De luz fala também Fiat Lux (21h00), pequeno filme de Luis Alves de Matos, sobre uma povoação perto de Tondela que só em 2003 teve direito a instalação de luz eléctrica. Sem qualquer comentário, um conjunto de planos longos mostra aspectos do quotidiano "pré-luz eléctrica", com fogueiras e candeeiros Petromax; nos planos finais a luz já se fez - e as mesmas pessoas que víramos antes voltamos a encontrá-las, agora reunidas em frente da... televisão. Um retrato irónico e sibilino do Portugal rural (ou de Portugal, ponto).

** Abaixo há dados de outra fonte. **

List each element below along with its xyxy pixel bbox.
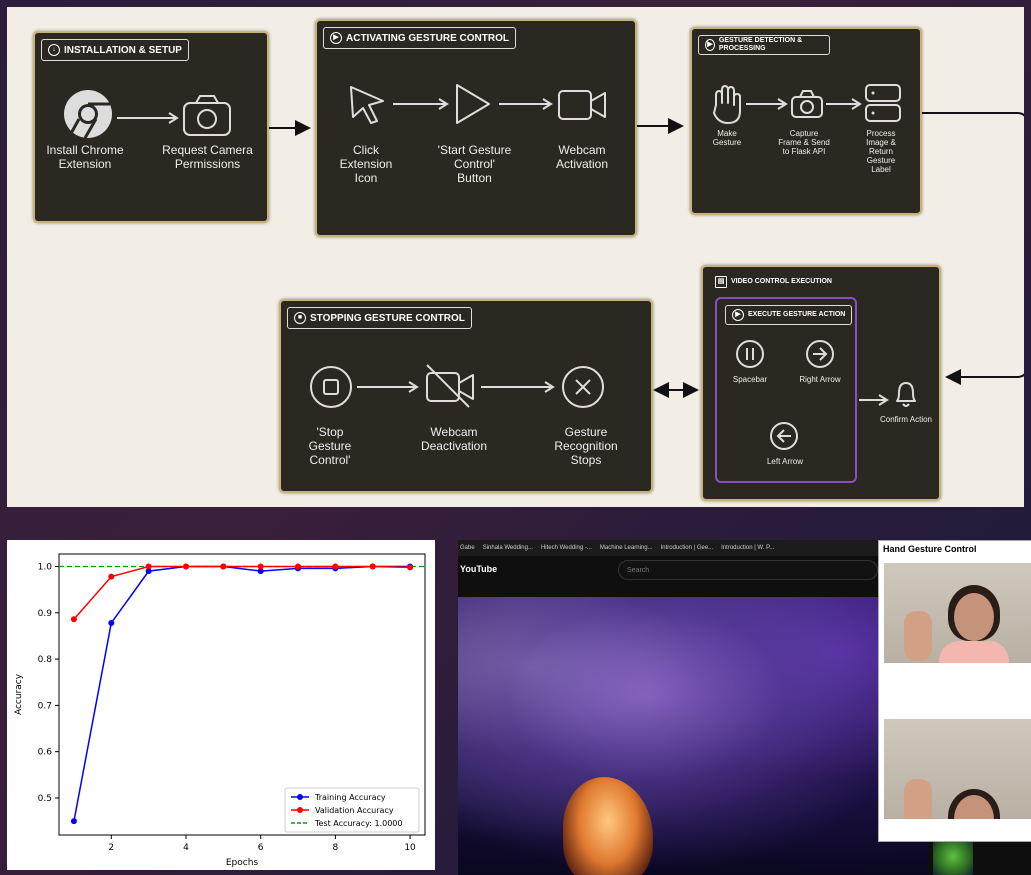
data-point [407, 564, 414, 571]
data-point [70, 818, 77, 825]
stop-step3-label: Gesture Recognition Stops [554, 425, 618, 467]
x-tick-label: 10 [404, 843, 416, 853]
left-arrow-icon [770, 422, 798, 450]
cursor-icon [350, 86, 384, 124]
x-tick-label: 2 [108, 843, 114, 853]
legend-marker [297, 807, 303, 813]
play-circle-icon: ▶ [330, 32, 342, 44]
action-right-arrow-label: Right Arrow [799, 375, 841, 384]
y-tick-label: 0.6 [38, 748, 53, 758]
camera-icon [183, 95, 231, 136]
series-line-validation [73, 565, 411, 620]
download-icon: ↓ [48, 44, 60, 56]
action-left-arrow-label: Left Arrow [766, 457, 803, 466]
data-point [145, 563, 152, 570]
accuracy-chart: 2 4 6 8 10 0.5 0.6 0.7 0.8 0.9 1.0 Epochs Accuracy Tr… [14, 553, 426, 868]
accuracy-chart-panel: 2 4 6 8 10 0.5 0.6 0.7 0.8 0.9 1.0 Epochs Accuracy Tr… [7, 540, 435, 870]
video-thumbnail [933, 838, 973, 875]
legend-label: Validation Accuracy [315, 806, 394, 815]
search-input[interactable]: Search [618, 560, 878, 580]
y-tick-label: 0.7 [38, 701, 52, 711]
x-tick-label: 4 [183, 843, 189, 853]
detect-step1-label: Make Gesture [712, 129, 742, 147]
camera-icon [791, 90, 823, 118]
webcam-feed [884, 563, 1031, 663]
data-point [108, 619, 115, 626]
install-title: ↓ INSTALLATION & SETUP [41, 39, 189, 61]
detect-title: ▶ GESTURE DETECTION & PROCESSING [698, 35, 830, 55]
legend-label: Training Accuracy [314, 793, 386, 802]
pause-icon [736, 340, 764, 368]
browser-tab[interactable]: Machine Learning... [600, 545, 653, 551]
chrome-icon [64, 90, 112, 139]
play-icon [456, 84, 490, 124]
play-circle-icon: ▶ [705, 39, 715, 51]
stop-title: ■ STOPPING GESTURE CONTROL [287, 307, 472, 329]
y-tick-label: 0.8 [38, 655, 53, 665]
data-point [332, 563, 339, 570]
video-off-icon [426, 364, 474, 408]
y-tick-label: 0.9 [38, 609, 53, 619]
browser-tab[interactable]: Introduction | Gee... [661, 545, 714, 551]
action-spacebar-label: Spacebar [732, 375, 768, 384]
detect-box: ▶ GESTURE DETECTION & PROCESSING Make Ges… [690, 27, 922, 215]
activate-step3-label: Webcam Activation [555, 143, 609, 171]
hand-icon [713, 85, 741, 124]
server-icon [865, 84, 901, 122]
data-point [70, 616, 77, 623]
webcam-feed [884, 719, 1031, 819]
stop-icon [310, 366, 352, 408]
video-camera-icon [558, 90, 606, 120]
browser-tab[interactable]: Gabe [460, 545, 475, 551]
detect-step3-label: Process Image & Return Gesture Label [866, 129, 896, 174]
x-axis-label: Epochs [226, 858, 259, 868]
series-line-training [73, 565, 411, 822]
close-circle-icon [562, 366, 604, 408]
right-arrow-icon [806, 340, 834, 368]
y-tick-label: 0.5 [38, 794, 52, 804]
activate-title: ▶ ACTIVATING GESTURE CONTROL [323, 27, 516, 49]
install-step2-label: Request Camera Permissions [162, 143, 253, 171]
browser-tab[interactable]: Sinhala Wedding... [483, 545, 533, 551]
video-control-box: ▤ VIDEO CONTROL EXECUTION ▶ EXECUTE GESTUR… [701, 265, 941, 501]
browser-tab[interactable]: Introduction | W. P... [721, 545, 774, 551]
video-frame-figure [563, 777, 653, 875]
video-player[interactable] [458, 597, 928, 875]
confirm-action-label: Confirm Action [879, 415, 933, 424]
play-circle-icon: ▶ [732, 309, 744, 321]
youtube-logo[interactable]: YouTube [460, 564, 497, 574]
film-icon: ▤ [715, 276, 727, 288]
y-tick-label: 1.0 [38, 562, 53, 572]
install-box: ↓ INSTALLATION & SETUP Install Chrome Ext… [33, 31, 269, 223]
x-tick-label: 8 [333, 843, 339, 853]
popup-title: Hand Gesture Control [883, 544, 977, 554]
legend-label: Test Accuracy: 1.0000 [314, 819, 402, 828]
install-step1-label: Install Chrome Extension [46, 143, 124, 171]
stop-step2-label: Webcam Deactivation [420, 425, 488, 453]
activate-box: ▶ ACTIVATING GESTURE CONTROL Click Extens… [315, 19, 637, 237]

Na mesma sessão das 21h00 exibe-se Retrato, co-produção luso-espanola assinada por Carlos Ruiz Carmona. Histórias de família: através dos depoimentos (sempre em off) de um casal (os pais do realizador) surge algo que é como a história de um casamento, e por sua vez através dela um eco do que foi (do que era, do que mudou ou não) a sociedade espanhola das últimas décadas. O som e as palavras comandam "Retrato", deixando para a imagem (a preto e branco, planos de "composição" com o homem e a mulher, paisagens, fotografias antigas) a função de comentário.